Cappuccino Heights

Monday, July 31, 2006

1/26/01 Even newer beginning

1/26/01
There is nothing in my brain that I want to pick at. No sore spot that would benefit by examination. No great thought that has not already been thought. I can be an observer and filter images until you read them.

Where am I? At the mall awaiting the 4 new tires which will be installed on my car. A man sees me typing on my foldaway keyboard and asks if this works. I show him how it folds up and is only a bit bigger than my visor PDA. I should have told him that it is not working that well because no story is being written. Simple random observations. I guess I am altering the universe around me... the Heisenberg uncertainty principal.... the guard walking by sees me typing and asks how I am doing. I have never seen anyone with a PDA typing at a mall. So I must be an oddity. I have always enjoyed the status of oddity. I see the viridian orange haired girl. I hear the old ladies proclaim: "What is the world coming to?" I think that the viridian haired girl is simply wearing a uniform. I can’t help but look at the beautiful women that pass. One just passed in a diaphanous long skirt. Many mothers pass. Some so connected to their children. They smile. These children seem lucky to me. Then there are the mothers who seem frazzled... no smiles on their faces. I think my mother was probably like that. Maybe these children are luckier. They become introspective. They develop inner resources. Maybe they tell themselves stories to escape their mother's wrath. Maybe they have imaginary friends. Two women sit at the table next to mine. I can't see them. I am distracted by their voices. I am straining to hear what they have to say. Finally I look. It is a mother and daughter

This morning I have renewed my car tags, took the Christmas candles out of the window, and am getting the new tires. I have to finish taking all the Christmas decorations down: the deer, the two wreaths, the pine roping with the star lights that arch above our front door, the angel at the top of the arch -- you can look up her skirt as you enter if you are so inclined --, the pine roping on the fence.

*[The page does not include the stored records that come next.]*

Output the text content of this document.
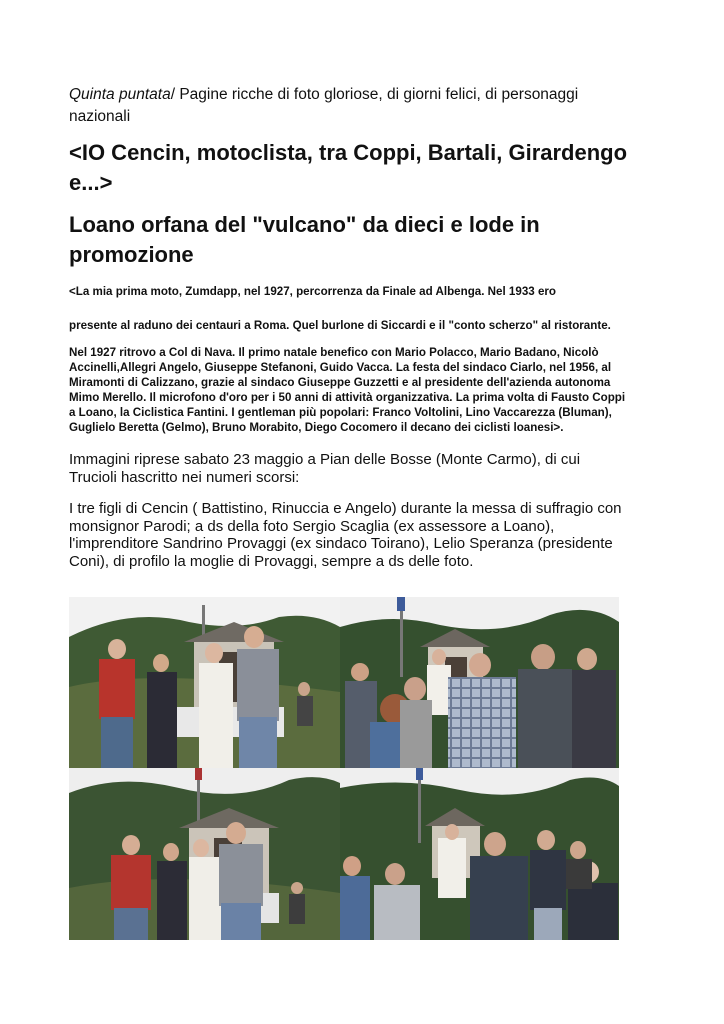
Quinta puntata/ Pagine ricche di foto gloriose, di giorni felici, di personaggi nazionali

<IO Cencin, motoclista, tra Coppi, Bartali, Girardengo e...>
Loano orfana del "vulcano" da dieci e lode in promozione

<La mia prima moto, Zumdapp, nel 1927, percorrenza da Finale ad Albenga. Nel 1933 ero

presente al raduno dei centauri a Roma. Quel burlone di Siccardi e il "conto scherzo" al ristorante.

Nel 1927 ritrovo a Col di Nava. Il primo natale benefico con Mario Polacco, Mario Badano, Nicolò Accinelli,Allegri Angelo, Giuseppe Stefanoni, Guido Vacca. La festa del sindaco Ciarlo, nel 1956, al Miramonti di Calizzano, grazie al sindaco Giuseppe Guzzetti e al presidente dell'azienda autonoma Mimo Merello. Il microfono d'oro per i 50 anni di attività organizzativa. La prima volta di Fausto Coppi a Loano, la Ciclistica Fantini. I gentleman più popolari: Franco Voltolini, Lino Vaccarezza (Bluman), Guglielo Beretta (Gelmo), Bruno Morabito, Diego Cocomero il decano dei ciclisti loanesi>.

Immagini riprese sabato 23 maggio a Pian delle Bosse (Monte Carmo), di cui Trucioli hascritto nei numeri scorsi:

I tre figli di Cencin ( Battistino, Rinuccia e Angelo) durante la messa di suffragio con monsignor Parodi; a ds della foto Sergio Scaglia (ex assessore a Loano), l'imprenditore Sandrino Provaggi (ex sindaco Toirano), Lelio Speranza (presidente Coni), di profilo la moglie di Provaggi, sempre a ds delle foto.
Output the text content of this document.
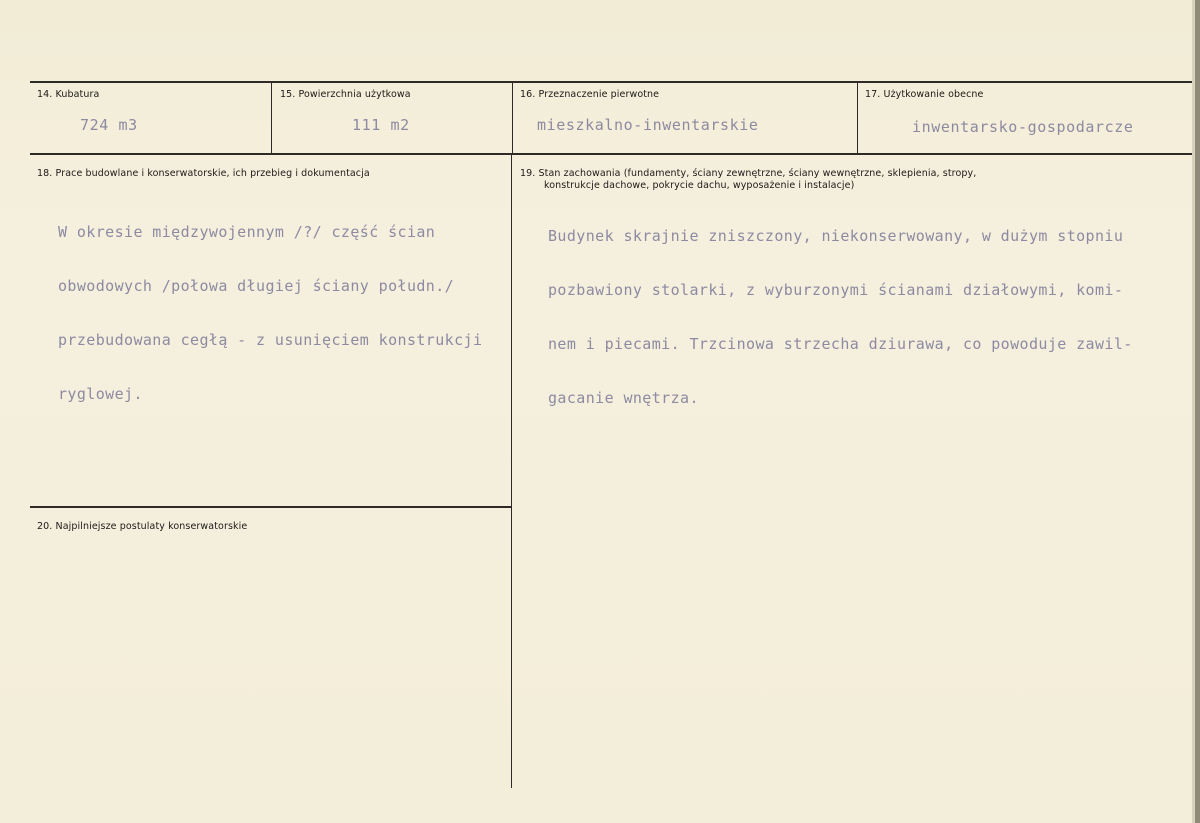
14. Kubatura
724 m3
15. Powierzchnia użytkowa
111 m2
16. Przeznaczenie pierwotne
mieszkalno-inwentarskie
17. Użytkowanie obecne
inwentarsko-gospodarcze
18. Prace budowlane i konserwatorskie, ich przebieg i dokumentacja

W okresie międzywojennym /?/ część ścian

obwodowych /połowa długiej ściany połudn./

przebudowana cegłą - z usunięciem konstrukcji

ryglowej.

19. Stan zachowania (fundamenty, ściany zewnętrzne, ściany wewnętrzne, sklepienia, stropy,
konstrukcje dachowe, pokrycie dachu, wyposażenie i instalacje)

Budynek skrajnie zniszczony, niekonserwowany, w dużym stopniu

pozbawiony stolarki, z wyburzonymi ścianami działowymi, komi-

nem i piecami. Trzcinowa strzecha dziurawa, co powoduje zawil-

gacanie wnętrza.

20. Najpilniejsze postulaty konserwatorskie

Time to check on the progress of the installation and to get a pretzel for lunch. -- Hey, it's a big pretzel-- good for twisted thinkers.

Sunday, July 30, 2006

Cafe Appassionata

The Beginning

2/23/01
I was sick this morning. It is just enough cold to make me think I am going to have a bad day.

The sun comes out and melts the snow and the Advil removes the aches and pains.

I go on line and post an old story which reveals much about me--at least the first part of it.

I am now at borders. Not to browse for books but to get a triple espresso and look at the people. How many of these people are real writers?

There a girl with blue coat and no chin and wet, curly hair. Over there a Rastafarian haired guy. I don't want to give myself away by the way I look. My hair however is between the way my barber likes it to look ant the way I want it to look; hence it is raised up in front much too high. There a pony tail shakes far too much for my taste. A young girl bounces across my path. She is smiling at the Rastafarian guy. A 20 something with an M on the back of his shaven head sits with his back to me. A guy who has a military hair cut---light on the side... slightly darker on top has a book "Stonger Abs and Back." Can you imagine writing a book on that topic? Maybe there is hope for me yet. I seem to be studying everyone's hair. There is a young mother with a man cut. She has a cute face and glasses. A young boy passes and I study the way his barber has made a perfect half circle around his ears... A young girl with no make up and shiny shiny hair attracts my attention. Reminds me of someone from my past whose name I cannot at this moment recall. The cappuccino is starting to hype me up. I feel it as it seems to make me hear more than usual. I over hear two nursing students talking about the sounds of blood flowing through the body. The baby wants attention and begins to cry. The mother at first feeds some scraps from the cake she was eating. But now leaves to take care of her cranky baby. I notice the chairs for the first time. The sun strikes them and they strike me. I think of a Paris cafe. I am nearly done with my coffee. I am going to find "Chocolat" and begin reading it.